The other two bits? Well, Naz Reid couldn’t get anything going, and the Slow Mo gimmick has been exposed as exactly that: a gimmick. The Wolves have never really had the identity of having a “bench mob,” but in a game like today’s, where two bench players won the game for OKC, the problem shone brighter than ever.
Outside of Ayo, the entire Wolves bench had 14 points across 61 total minutes on 17 shots. That’s not good, no matter how you look at it.
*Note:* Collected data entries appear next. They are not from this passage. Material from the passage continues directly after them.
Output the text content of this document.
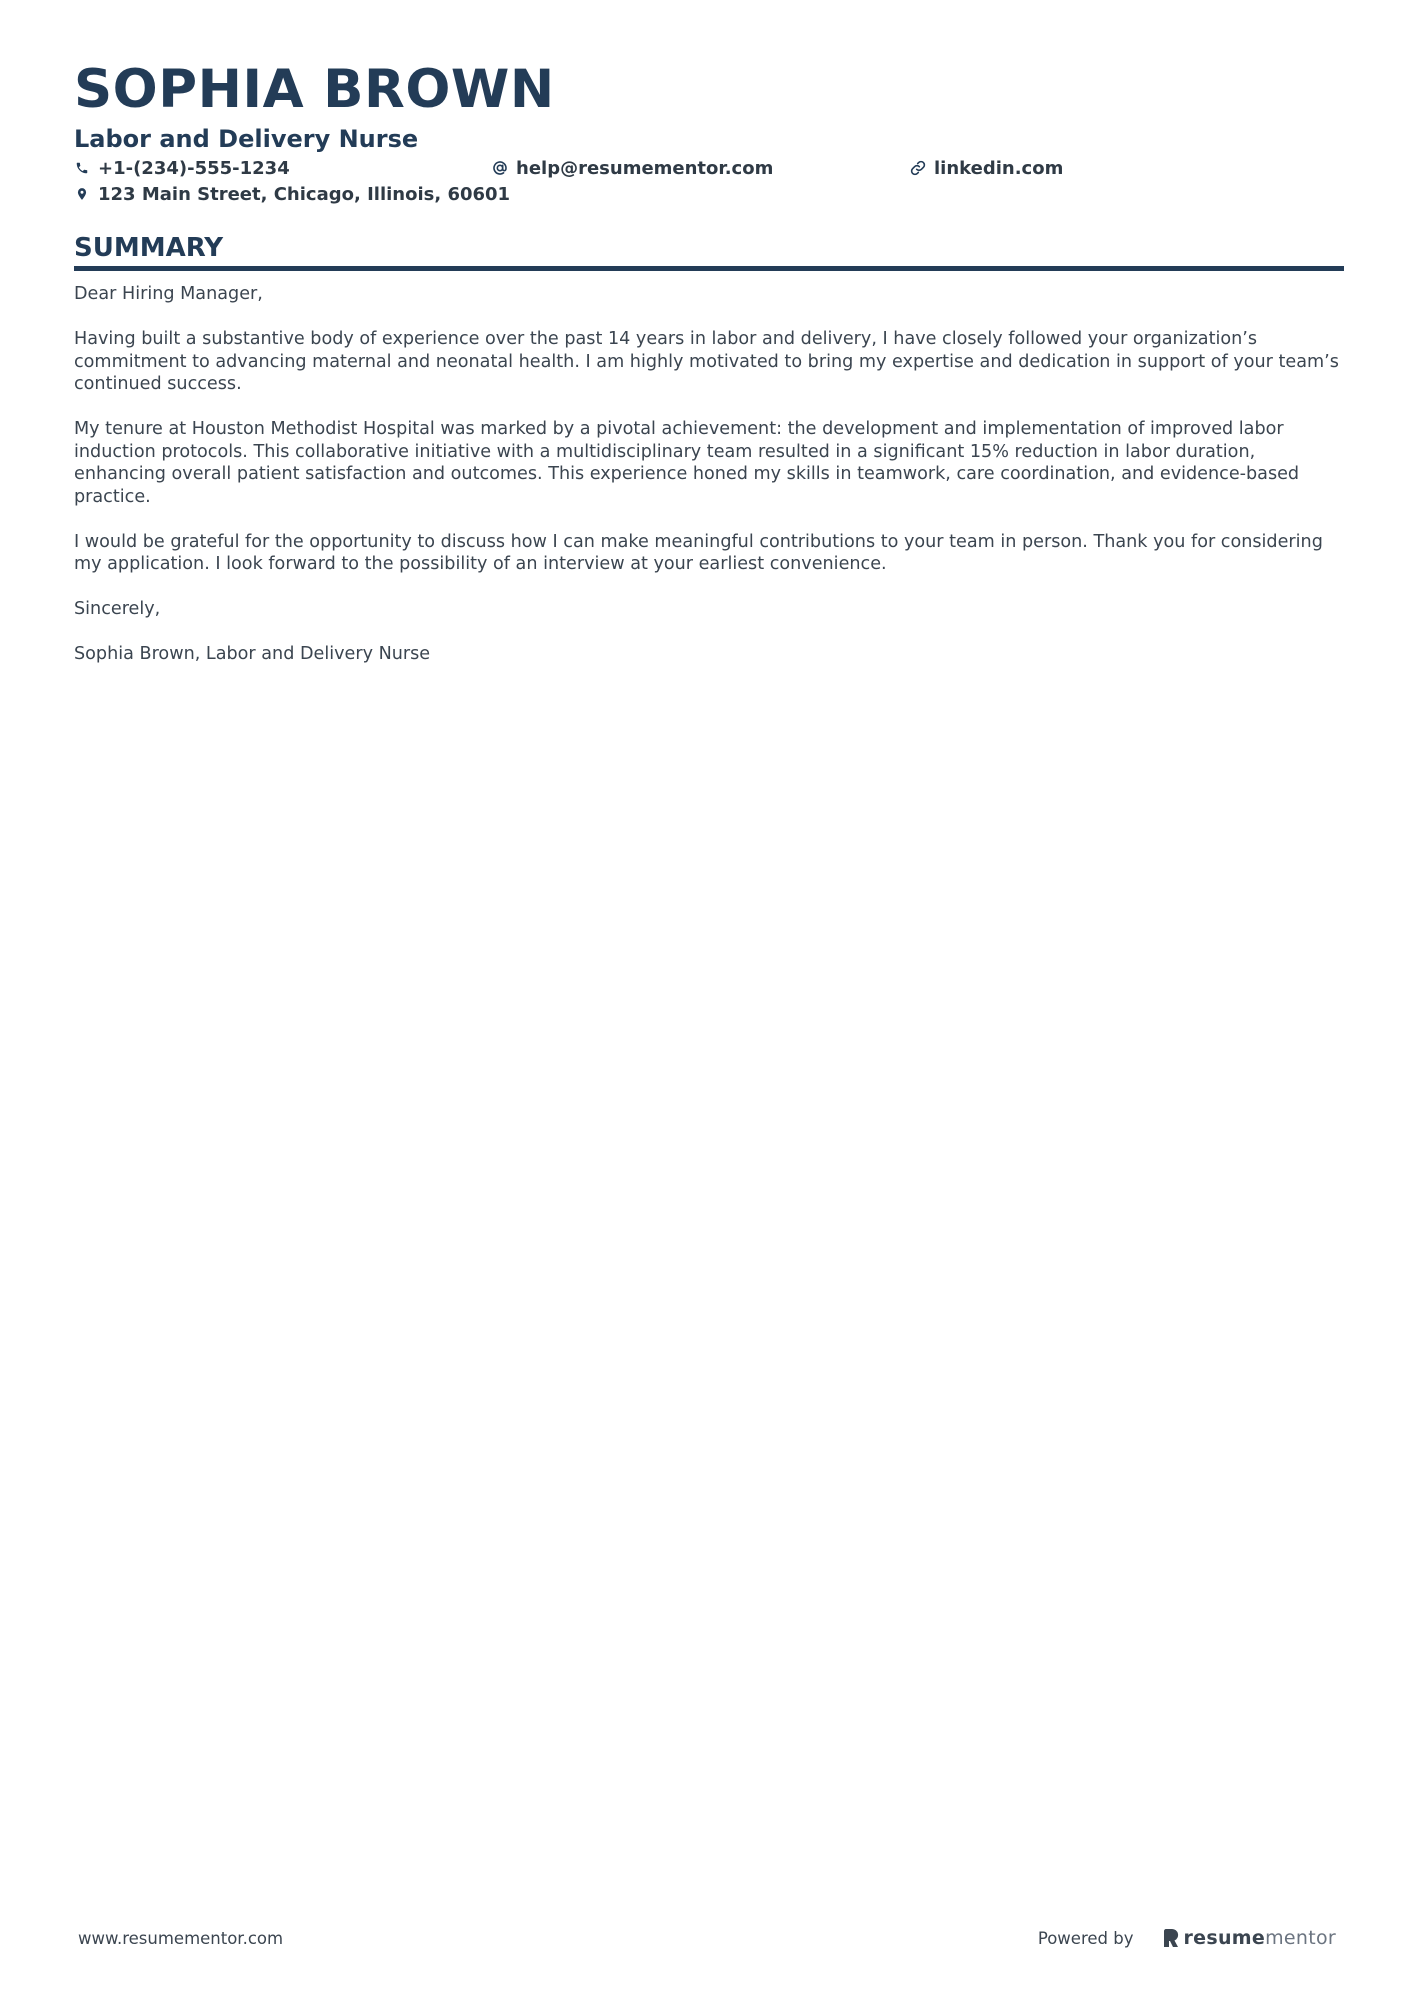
SOPHIA BROWN
Labor and Delivery Nurse
+1-(234)-555-1234	help@resumementor.com	linkedin.com
123 Main Street, Chicago, Illinois, 60601
SUMMARY

Dear Hiring Manager,

Having built a substantive body of experience over the past 14 years in labor and delivery, I have closely followed your organization’s commitment to advancing maternal and neonatal health. I am highly motivated to bring my expertise and dedication in support of your team’s continued success.

My tenure at Houston Methodist Hospital was marked by a pivotal achievement: the development and implementation of improved labor induction protocols. This collaborative initiative with a multidisciplinary team resulted in a significant 15% reduction in labor duration, enhancing overall patient satisfaction and outcomes. This experience honed my skills in teamwork, care coordination, and evidence-based practice.

I would be grateful for the opportunity to discuss how I can make meaningful contributions to your team in person. Thank you for considering my application. I look forward to the possibility of an interview at your earliest convenience.

Sincerely,

Sophia Brown, Labor and Delivery Nurse

www.resumementor.com	Powered by	resumementor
It’s also worth noting that Kyle Anderson has re-infected Chris Finch’s subconscious in the exact way everyone was expecting for Mike Conley. A huge story of the 2023 season was quietly how bad Anderson and Gobert paired after a year where they excelled alongside each other. Remember the punches thrown on the bench? Maybe there should be more of those in the locker room tonight.
Final Thoughts
Part of all of us just want to call this the curse of the matinee and go on with our afternoons.
And you know what, I think that’s the right approach.
Today was bad, but then again, there have been so many worse moments that have ended with the two runs to the Western Conference Finals that I’m sure no one wants to hear about right now.
Maybe this is yet another era of wasted superstars in Minnesota. Maybe it’s the third or fourth of those, a reliving of the same nightmare all over again. Maybe it’s a stumble that can bear fruit down the line.
All I can promise you is that a random March game that ruined an unspecified weekend is not going to be the moment that decides that. There’s so much more to worry about when the games actually matter. Don’t waste your stress here.
Save it for when you need to bite your nails late in an April fourth quarter.
Have a nice day, Wolves fans.
Up Next
The Timberwolves head back home for a much-needed homestand as they try to get their season back on track. The first of three straight games at Target Center begins on Tuesday against the Phoenix Suns. Tip-off is at 7:00 PM CT, with fans able to watch the game on FanDuel Sports Network.